Napoli, il capo Ispettorato del Lavoro arrestato: favori in cambio dell’assunzione del figlio ingegnere

 Secondo le indagini sviluppate dai Carabinieri del Nucleo investigativo di Avellino  l’alto dirigente dell’Ispettorato  colpito dal provvedimento cautelare avrebbe compiuto atti contrari ai propri doveri d’ufficio, nell’ambito di un procedimento ispettivo  relativo ad un appalto per la fornitura di servizi tra le due società

L’assunzione del figlio ingegnere in una società in cambio di un favore nell’ambito di un appalto.
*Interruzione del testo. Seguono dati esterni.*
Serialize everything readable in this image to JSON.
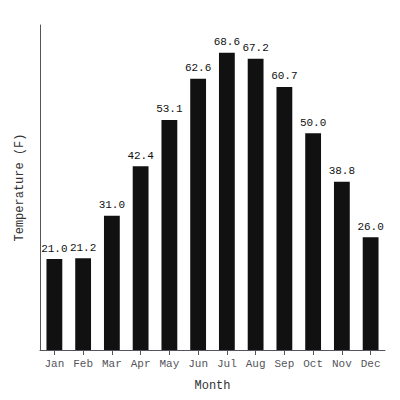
{
  "chart_data": {
    "type": "bar",
    "categories": [
      "Jan",
      "Feb",
      "Mar",
      "Apr",
      "May",
      "Jun",
      "Jul",
      "Aug",
      "Sep",
      "Oct",
      "Nov",
      "Dec"
    ],
    "values": [
      21.0,
      21.2,
      31.0,
      42.4,
      53.1,
      62.6,
      68.6,
      67.2,
      60.7,
      50.0,
      38.8,
      26.0
    ],
    "value_labels": [
      "21.0",
      "21.2",
      "31.0",
      "42.4",
      "53.1",
      "62.6",
      "68.6",
      "67.2",
      "60.7",
      "50.0",
      "38.8",
      "26.0"
    ],
    "color": "#111111",
    "xlabel": "Month",
    "ylabel": "Temperature (F)",
    "ylim": [
      0,
      75
    ],
    "yticks": [],
    "tick_labels": "x",
    "data_labels": true,
    "grid": false
  }
}
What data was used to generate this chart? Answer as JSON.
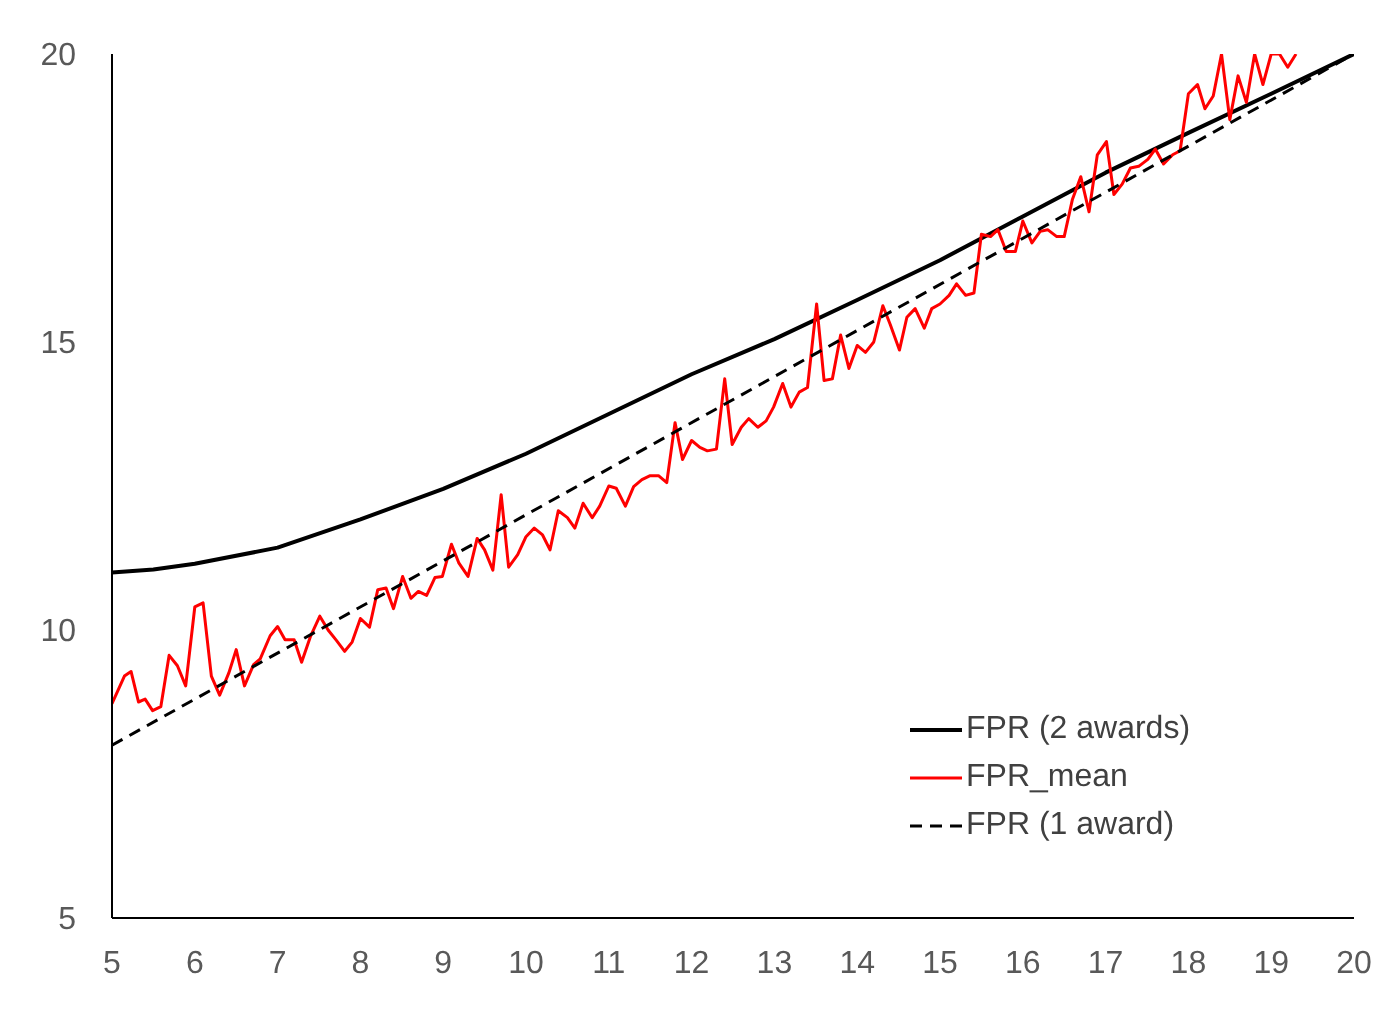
{
  "chart_data": {
    "type": "line",
    "xlim": [
      5,
      20
    ],
    "xticks": [
      5,
      6,
      7,
      8,
      9,
      10,
      11,
      12,
      13,
      14,
      15,
      16,
      17,
      18,
      19,
      20
    ],
    "ylim": [
      5,
      20
    ],
    "yticks": [
      5,
      10,
      15,
      20
    ],
    "grid": false,
    "legend": "bottom right",
    "marker": "none",
    "series": [
      {
        "name": "FPR (2 awards)",
        "color": "#000000",
        "line_style": "solid",
        "x": [
          5,
          5.5,
          6,
          7,
          8,
          9,
          10,
          11,
          12,
          13,
          14,
          15,
          16,
          17,
          18,
          19,
          20
        ],
        "values": [
          11.0,
          11.05,
          11.15,
          11.43,
          11.92,
          12.45,
          13.06,
          13.75,
          14.44,
          15.05,
          15.73,
          16.42,
          17.18,
          17.94,
          18.63,
          19.31,
          20.0
        ]
      },
      {
        "name": "FPR_mean",
        "color": "#ff0000",
        "line_style": "solid",
        "x": [
          5.0,
          5.15,
          5.23,
          5.32,
          5.4,
          5.49,
          5.59,
          5.69,
          5.79,
          5.89,
          6.0,
          6.1,
          6.2,
          6.3,
          6.41,
          6.5,
          6.6,
          6.71,
          6.79,
          6.91,
          7.0,
          7.09,
          7.2,
          7.29,
          7.4,
          7.51,
          7.61,
          7.71,
          7.81,
          7.9,
          8.0,
          8.11,
          8.21,
          8.31,
          8.4,
          8.51,
          8.61,
          8.7,
          8.8,
          8.9,
          8.99,
          9.1,
          9.19,
          9.3,
          9.41,
          9.5,
          9.6,
          9.7,
          9.79,
          9.9,
          10.0,
          10.1,
          10.2,
          10.29,
          10.39,
          10.5,
          10.59,
          10.69,
          10.8,
          10.89,
          11.0,
          11.09,
          11.2,
          11.3,
          11.4,
          11.5,
          11.6,
          11.7,
          11.8,
          11.89,
          12.0,
          12.1,
          12.19,
          12.3,
          12.4,
          12.49,
          12.6,
          12.69,
          12.8,
          12.9,
          12.99,
          13.1,
          13.2,
          13.3,
          13.4,
          13.51,
          13.6,
          13.7,
          13.8,
          13.9,
          14.0,
          14.1,
          14.2,
          14.31,
          14.4,
          14.51,
          14.6,
          14.7,
          14.81,
          14.9,
          15.0,
          15.11,
          15.2,
          15.31,
          15.41,
          15.5,
          15.61,
          15.7,
          15.8,
          15.91,
          16.0,
          16.11,
          16.21,
          16.3,
          16.41,
          16.5,
          16.6,
          16.7,
          16.8,
          16.9,
          17.01,
          17.1,
          17.2,
          17.3,
          17.4,
          17.51,
          17.6,
          17.7,
          17.81,
          17.9,
          18.0,
          18.11,
          18.2,
          18.3,
          18.4,
          18.5,
          18.6,
          18.7,
          18.8,
          18.9,
          19.0,
          19.1,
          19.2,
          19.3
        ],
        "values": [
          8.72,
          9.2,
          9.28,
          8.75,
          8.8,
          8.6,
          8.67,
          9.56,
          9.38,
          9.03,
          10.4,
          10.47,
          9.2,
          8.87,
          9.25,
          9.66,
          9.03,
          9.4,
          9.5,
          9.9,
          10.06,
          9.83,
          9.83,
          9.44,
          9.9,
          10.24,
          10.0,
          9.82,
          9.63,
          9.79,
          10.2,
          10.05,
          10.7,
          10.73,
          10.37,
          10.93,
          10.55,
          10.67,
          10.6,
          10.91,
          10.93,
          11.49,
          11.16,
          10.93,
          11.59,
          11.39,
          11.04,
          12.35,
          11.09,
          11.31,
          11.62,
          11.77,
          11.65,
          11.39,
          12.07,
          11.95,
          11.77,
          12.2,
          11.95,
          12.15,
          12.5,
          12.46,
          12.15,
          12.49,
          12.61,
          12.68,
          12.68,
          12.56,
          13.6,
          12.96,
          13.29,
          13.17,
          13.11,
          13.14,
          14.36,
          13.22,
          13.52,
          13.67,
          13.52,
          13.63,
          13.87,
          14.28,
          13.87,
          14.13,
          14.21,
          15.66,
          14.33,
          14.36,
          15.12,
          14.54,
          14.94,
          14.82,
          15.0,
          15.63,
          15.3,
          14.86,
          15.43,
          15.58,
          15.24,
          15.58,
          15.66,
          15.81,
          16.01,
          15.81,
          15.85,
          16.87,
          16.83,
          16.95,
          16.57,
          16.57,
          17.1,
          16.72,
          16.92,
          16.95,
          16.83,
          16.83,
          17.48,
          17.87,
          17.26,
          18.25,
          18.48,
          17.56,
          17.74,
          18.02,
          18.05,
          18.17,
          18.35,
          18.09,
          18.25,
          18.32,
          19.31,
          19.47,
          19.05,
          19.27,
          20.0,
          18.86,
          19.62,
          19.16,
          20.0,
          19.47,
          20.0,
          20.0,
          19.77,
          20.0
        ]
      },
      {
        "name": "FPR (1 award)",
        "color": "#000000",
        "line_style": "dashed",
        "x": [
          5,
          20
        ],
        "values": [
          8,
          20
        ]
      }
    ]
  }
}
E’ quanto contestato dalla Procura di Avellino al capo dell’Ispettorato interregionale del lavoro di Napoli, Renato Pingue raggiunto da un’ordinanza di applicazione della misura cautelare degli arresti domiciliari eseguita dai Carabinieri del nucleo investigativo di Avellino per corruzione in concorso con l’amministratore delegato di una società irpina operante sul territorio nazionale.
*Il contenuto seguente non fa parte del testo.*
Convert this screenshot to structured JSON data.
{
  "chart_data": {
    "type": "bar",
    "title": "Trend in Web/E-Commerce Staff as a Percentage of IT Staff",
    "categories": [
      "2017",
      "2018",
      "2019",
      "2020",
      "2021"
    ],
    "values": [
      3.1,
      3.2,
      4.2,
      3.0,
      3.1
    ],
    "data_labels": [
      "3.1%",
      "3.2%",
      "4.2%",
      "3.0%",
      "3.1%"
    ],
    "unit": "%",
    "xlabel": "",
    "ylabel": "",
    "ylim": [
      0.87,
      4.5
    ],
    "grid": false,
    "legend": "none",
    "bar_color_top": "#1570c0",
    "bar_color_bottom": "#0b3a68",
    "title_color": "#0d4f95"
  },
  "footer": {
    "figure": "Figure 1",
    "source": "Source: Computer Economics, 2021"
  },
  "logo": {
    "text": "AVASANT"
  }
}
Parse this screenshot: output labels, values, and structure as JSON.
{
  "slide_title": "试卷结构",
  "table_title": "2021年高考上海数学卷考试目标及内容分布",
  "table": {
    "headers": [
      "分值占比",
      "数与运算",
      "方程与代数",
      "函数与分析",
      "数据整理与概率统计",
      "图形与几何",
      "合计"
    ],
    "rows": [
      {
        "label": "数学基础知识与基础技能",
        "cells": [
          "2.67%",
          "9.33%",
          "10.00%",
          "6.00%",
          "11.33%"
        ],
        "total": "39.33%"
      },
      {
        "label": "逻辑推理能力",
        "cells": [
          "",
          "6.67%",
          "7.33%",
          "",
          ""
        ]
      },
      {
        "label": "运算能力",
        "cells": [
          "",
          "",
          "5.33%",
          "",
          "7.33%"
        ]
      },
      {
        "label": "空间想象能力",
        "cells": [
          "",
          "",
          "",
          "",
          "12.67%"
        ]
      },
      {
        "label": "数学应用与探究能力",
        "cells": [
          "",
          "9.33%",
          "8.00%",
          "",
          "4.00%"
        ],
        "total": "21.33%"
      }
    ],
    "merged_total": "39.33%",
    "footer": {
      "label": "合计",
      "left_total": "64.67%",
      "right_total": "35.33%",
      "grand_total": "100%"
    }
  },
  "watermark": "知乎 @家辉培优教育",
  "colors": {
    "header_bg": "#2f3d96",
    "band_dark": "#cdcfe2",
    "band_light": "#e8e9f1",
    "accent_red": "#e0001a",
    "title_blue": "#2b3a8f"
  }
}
Nei confronti di quest’ultimo imprenditore e del legale rappresentante di una spa che opera nel settore della fornitura di manodopera per servizi vari, è stato inoltre eseguito un provvedimento di sequestro preventivo per equivalente per l’importo di circa 2 milioni di euro.
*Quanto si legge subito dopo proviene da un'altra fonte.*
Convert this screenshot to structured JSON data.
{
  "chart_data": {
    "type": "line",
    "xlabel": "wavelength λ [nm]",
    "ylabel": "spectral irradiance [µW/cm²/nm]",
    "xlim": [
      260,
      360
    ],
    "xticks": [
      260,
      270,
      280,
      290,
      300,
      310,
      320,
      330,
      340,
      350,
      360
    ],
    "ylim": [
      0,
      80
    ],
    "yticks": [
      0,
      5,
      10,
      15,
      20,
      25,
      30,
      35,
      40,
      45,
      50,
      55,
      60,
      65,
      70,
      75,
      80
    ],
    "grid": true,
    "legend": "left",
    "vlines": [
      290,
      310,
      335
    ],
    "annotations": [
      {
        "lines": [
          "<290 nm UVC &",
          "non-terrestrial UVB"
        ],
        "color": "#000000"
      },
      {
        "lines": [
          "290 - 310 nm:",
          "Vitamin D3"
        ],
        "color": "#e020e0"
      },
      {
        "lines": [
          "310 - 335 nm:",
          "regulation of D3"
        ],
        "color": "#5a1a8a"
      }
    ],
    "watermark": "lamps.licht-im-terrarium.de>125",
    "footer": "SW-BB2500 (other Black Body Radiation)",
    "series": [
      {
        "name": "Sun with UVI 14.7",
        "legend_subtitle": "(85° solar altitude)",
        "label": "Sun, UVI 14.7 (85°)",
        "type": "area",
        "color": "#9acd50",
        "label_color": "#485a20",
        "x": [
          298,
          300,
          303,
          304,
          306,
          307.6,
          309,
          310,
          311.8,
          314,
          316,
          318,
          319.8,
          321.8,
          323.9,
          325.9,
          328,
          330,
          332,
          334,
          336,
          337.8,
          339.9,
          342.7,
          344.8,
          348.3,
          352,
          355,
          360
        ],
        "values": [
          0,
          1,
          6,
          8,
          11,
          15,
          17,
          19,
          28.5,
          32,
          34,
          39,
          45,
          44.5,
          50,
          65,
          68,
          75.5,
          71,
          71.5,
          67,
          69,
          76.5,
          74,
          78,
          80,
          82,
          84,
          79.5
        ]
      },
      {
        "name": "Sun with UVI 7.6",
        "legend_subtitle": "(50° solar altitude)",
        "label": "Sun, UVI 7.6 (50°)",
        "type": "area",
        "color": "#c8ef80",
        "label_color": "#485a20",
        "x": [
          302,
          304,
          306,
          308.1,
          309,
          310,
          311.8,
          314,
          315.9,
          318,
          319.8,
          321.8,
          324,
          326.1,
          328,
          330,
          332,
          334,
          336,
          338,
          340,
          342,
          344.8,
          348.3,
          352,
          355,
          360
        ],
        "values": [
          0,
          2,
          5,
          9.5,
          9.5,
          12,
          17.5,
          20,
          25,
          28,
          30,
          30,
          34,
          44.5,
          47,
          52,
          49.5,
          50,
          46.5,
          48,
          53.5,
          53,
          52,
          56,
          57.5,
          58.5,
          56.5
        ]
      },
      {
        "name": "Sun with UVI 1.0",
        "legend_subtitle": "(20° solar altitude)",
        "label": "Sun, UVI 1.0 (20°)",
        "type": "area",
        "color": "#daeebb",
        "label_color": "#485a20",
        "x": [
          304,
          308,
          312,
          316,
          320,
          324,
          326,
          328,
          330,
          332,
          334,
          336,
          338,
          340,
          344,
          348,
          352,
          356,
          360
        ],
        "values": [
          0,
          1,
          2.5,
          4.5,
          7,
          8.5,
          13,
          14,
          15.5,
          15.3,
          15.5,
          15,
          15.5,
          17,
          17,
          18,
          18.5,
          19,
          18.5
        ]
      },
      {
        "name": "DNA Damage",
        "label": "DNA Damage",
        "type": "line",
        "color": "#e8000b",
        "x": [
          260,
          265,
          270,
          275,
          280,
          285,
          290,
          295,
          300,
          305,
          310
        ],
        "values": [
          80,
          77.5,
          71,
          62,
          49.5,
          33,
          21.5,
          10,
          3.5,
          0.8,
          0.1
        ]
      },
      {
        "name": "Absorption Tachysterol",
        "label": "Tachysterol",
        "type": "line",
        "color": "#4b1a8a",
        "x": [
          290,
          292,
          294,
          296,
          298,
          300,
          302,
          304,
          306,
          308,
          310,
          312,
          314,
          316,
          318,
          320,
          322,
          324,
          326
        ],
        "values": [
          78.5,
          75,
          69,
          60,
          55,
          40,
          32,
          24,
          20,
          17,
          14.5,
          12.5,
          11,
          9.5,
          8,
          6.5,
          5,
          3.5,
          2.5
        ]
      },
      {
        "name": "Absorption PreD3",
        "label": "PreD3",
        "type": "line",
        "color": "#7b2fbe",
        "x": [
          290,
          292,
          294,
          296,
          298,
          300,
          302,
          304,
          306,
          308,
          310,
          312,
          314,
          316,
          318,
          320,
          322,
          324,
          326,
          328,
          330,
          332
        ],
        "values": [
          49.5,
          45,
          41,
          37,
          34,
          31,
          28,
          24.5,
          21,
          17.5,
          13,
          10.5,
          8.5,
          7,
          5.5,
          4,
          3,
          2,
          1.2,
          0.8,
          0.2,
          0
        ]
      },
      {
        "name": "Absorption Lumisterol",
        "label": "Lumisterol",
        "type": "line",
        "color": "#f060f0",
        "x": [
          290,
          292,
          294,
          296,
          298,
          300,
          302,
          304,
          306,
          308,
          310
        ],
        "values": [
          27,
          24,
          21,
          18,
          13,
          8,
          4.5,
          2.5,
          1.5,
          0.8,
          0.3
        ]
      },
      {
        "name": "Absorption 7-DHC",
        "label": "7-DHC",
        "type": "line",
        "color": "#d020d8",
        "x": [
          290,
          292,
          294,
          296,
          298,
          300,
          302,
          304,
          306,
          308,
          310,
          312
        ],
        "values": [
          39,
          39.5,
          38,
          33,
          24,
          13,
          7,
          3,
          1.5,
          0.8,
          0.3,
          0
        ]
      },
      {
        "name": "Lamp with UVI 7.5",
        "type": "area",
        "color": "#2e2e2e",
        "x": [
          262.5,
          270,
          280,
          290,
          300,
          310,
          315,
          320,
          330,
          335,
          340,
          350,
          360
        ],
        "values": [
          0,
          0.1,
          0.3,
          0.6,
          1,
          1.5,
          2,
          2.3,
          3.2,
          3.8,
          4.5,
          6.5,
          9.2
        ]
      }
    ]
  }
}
Secondo quanto appurato dalle indagini sviluppate dai Carabinieri del Nucleo investigativo di Avellino sotto la direzione della Procura di Avellino, l’alto dirigente dell’Ispettorato del Lavoro colpito dal provvedimento cautelare, all’epoca dei fatti anche direttore provinciale del Lavoro, avrebbe ottenuto l’assunzione di un figlio ingegnere da parte della società in questione per compiere atti contrari ai propri doveri d’ufficio, nell’ambito di un procedimento ispettivo di competenza dell’ufficio da lui all’epoca diretto, relativo ad un appalto per la fornitura di servizi tra le due società colpite dal sequestro preventivo, la prima in qualità di committente e la seconda in qualità di appaltatrice.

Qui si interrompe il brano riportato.